Quantitative Easing on steroids!

Meanwhile, the Venezuelan government can no longer afford to provide even rudimentary law and order, making Caracas, the capital, by some calculationsone of the most murderous cities in the world. Drug traffickers run large sections of the countryside. Prison gang leaders keep military-style weapons on hand, and while grenade attacks still make the news, they are nothing new. Recently, the police captured an AT4 antitank rocket launcher—basically, a bazooka—from a suspect.

The breakdown of law and order is so severe that even children are being robbed. At Nuestra Señora del Carmen school in El Cortijo, a struggling neighborhood of Caracas, supplies for the school-lunch program have been stolen twice this year already: Thugs have broken into the school’s pantry late at night after fresh food is delivered. The second burglary meant the school couldn’t feed the kids for at least a week.

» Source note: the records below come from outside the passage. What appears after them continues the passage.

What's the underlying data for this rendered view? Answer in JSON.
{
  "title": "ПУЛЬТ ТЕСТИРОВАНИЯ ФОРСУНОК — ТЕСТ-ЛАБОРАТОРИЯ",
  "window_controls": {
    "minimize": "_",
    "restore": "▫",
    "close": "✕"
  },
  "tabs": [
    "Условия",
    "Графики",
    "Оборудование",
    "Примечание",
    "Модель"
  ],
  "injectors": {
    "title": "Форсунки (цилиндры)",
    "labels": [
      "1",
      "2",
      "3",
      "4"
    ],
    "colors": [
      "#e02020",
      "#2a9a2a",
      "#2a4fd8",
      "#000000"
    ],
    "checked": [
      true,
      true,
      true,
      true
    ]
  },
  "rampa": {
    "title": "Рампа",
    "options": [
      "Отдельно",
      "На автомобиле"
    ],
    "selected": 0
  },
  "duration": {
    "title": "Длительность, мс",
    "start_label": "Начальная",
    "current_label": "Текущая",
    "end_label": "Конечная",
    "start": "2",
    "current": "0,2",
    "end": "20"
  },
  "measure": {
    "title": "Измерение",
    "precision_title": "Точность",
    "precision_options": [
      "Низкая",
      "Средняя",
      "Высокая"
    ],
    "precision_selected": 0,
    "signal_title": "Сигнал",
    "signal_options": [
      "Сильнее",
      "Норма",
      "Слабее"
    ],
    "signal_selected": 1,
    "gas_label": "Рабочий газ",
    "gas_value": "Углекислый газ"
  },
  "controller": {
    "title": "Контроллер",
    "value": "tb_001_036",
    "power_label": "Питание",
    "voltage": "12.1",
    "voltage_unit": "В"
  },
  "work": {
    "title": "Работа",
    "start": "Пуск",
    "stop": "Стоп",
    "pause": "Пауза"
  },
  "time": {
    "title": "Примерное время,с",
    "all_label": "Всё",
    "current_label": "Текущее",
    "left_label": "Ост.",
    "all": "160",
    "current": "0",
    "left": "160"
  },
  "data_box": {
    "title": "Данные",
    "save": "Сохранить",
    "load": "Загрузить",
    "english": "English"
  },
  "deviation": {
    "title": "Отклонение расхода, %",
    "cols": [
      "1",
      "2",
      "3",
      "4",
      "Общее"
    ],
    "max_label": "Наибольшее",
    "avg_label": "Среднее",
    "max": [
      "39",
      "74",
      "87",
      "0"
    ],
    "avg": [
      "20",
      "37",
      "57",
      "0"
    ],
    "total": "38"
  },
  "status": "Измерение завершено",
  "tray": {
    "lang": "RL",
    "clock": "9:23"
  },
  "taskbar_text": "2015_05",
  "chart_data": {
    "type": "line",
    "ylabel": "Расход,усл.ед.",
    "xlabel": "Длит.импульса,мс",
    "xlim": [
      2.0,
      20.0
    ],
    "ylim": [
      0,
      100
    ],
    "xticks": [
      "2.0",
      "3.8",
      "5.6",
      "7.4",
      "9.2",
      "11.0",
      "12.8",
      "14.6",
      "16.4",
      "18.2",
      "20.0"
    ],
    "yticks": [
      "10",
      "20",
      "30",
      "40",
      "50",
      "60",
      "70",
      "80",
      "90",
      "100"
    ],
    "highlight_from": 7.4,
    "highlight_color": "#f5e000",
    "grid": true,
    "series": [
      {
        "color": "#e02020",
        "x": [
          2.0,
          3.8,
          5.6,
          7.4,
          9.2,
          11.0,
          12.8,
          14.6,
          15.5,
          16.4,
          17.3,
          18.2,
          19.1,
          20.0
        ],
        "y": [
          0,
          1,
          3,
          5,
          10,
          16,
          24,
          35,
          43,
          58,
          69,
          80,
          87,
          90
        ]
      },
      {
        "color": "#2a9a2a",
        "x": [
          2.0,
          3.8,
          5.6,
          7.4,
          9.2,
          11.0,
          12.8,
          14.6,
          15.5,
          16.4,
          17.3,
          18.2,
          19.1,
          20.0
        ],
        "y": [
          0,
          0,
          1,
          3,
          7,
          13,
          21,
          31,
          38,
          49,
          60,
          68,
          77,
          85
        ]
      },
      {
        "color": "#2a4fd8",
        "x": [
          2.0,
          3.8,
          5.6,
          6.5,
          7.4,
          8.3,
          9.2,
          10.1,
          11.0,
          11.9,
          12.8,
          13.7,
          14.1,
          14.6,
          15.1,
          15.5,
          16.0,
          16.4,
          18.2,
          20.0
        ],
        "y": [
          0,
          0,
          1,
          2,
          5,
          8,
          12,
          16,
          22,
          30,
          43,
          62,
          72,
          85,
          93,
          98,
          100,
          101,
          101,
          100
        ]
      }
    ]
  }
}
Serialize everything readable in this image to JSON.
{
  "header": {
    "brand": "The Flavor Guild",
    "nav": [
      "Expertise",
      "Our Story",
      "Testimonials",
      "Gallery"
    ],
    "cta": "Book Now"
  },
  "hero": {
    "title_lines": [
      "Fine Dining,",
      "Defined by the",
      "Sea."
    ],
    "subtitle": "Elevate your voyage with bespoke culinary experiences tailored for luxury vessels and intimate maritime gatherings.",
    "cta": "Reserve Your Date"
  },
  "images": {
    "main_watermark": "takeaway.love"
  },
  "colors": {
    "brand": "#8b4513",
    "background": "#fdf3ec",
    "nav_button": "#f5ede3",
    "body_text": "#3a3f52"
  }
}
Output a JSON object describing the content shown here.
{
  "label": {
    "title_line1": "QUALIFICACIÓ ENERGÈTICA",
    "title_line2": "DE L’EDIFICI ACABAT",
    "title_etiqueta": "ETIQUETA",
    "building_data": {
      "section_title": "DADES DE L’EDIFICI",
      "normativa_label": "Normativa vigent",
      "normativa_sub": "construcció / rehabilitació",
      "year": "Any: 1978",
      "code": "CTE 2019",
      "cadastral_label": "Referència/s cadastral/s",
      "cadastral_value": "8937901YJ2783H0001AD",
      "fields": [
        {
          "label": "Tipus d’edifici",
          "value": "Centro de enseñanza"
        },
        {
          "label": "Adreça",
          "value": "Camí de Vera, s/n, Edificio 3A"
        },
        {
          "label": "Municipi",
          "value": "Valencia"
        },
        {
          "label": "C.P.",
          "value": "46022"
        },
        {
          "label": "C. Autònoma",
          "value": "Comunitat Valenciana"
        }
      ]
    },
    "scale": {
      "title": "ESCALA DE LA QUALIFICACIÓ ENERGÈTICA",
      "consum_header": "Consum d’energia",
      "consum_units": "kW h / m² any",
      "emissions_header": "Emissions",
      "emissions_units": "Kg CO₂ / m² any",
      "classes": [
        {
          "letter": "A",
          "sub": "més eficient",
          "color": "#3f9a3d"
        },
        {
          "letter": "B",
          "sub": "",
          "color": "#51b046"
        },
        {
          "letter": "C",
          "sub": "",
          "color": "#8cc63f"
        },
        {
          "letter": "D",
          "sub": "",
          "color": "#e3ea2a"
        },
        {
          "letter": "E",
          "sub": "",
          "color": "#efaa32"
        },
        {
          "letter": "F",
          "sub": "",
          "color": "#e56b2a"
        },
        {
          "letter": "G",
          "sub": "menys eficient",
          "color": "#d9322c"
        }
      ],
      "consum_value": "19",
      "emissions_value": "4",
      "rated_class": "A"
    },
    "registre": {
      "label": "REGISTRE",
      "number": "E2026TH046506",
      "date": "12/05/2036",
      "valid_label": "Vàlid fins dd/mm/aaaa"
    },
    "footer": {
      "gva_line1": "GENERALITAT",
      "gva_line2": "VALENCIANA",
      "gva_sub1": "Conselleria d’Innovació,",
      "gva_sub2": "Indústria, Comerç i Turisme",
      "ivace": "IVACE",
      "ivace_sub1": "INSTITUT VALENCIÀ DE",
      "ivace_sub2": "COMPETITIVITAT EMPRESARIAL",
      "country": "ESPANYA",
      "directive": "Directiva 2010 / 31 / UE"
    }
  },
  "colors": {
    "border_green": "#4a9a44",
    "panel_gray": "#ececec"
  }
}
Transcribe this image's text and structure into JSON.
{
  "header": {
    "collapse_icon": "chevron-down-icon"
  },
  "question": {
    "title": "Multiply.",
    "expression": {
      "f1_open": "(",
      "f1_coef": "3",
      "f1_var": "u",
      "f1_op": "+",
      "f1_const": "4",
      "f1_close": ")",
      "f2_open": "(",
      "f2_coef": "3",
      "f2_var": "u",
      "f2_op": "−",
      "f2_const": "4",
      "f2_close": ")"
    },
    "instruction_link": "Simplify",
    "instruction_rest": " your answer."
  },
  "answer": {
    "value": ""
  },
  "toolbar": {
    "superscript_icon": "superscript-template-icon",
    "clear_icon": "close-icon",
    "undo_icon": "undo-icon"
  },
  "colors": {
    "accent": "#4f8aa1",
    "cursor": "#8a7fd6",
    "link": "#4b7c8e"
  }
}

So sad for those living there.

And it is about to get worse as the Herald reports:

Venezuelan President Nicolas Maduro on Saturday extended the economic state of emergency in the South American country by 60 days. Yesterday he warned that authorities will seize any factories which stop production, and throw their owners in jail.

Oh yeah that will help.

Maduro said a complaint by factory managers that they were lacking the hard currency for raw materials was “whingeing” and their threat to close was a declaration of “economic war”. Any factories which stopped working would be “occupied by the people”, Maduro said in a televised speech. “We will do it. We will take over all the plants paralysed by the bourgeoisie,” he said. “Any who does not wish to work, let him leave.”

So he wants mobs to invade the factories. I think Mugabe has tried that approach!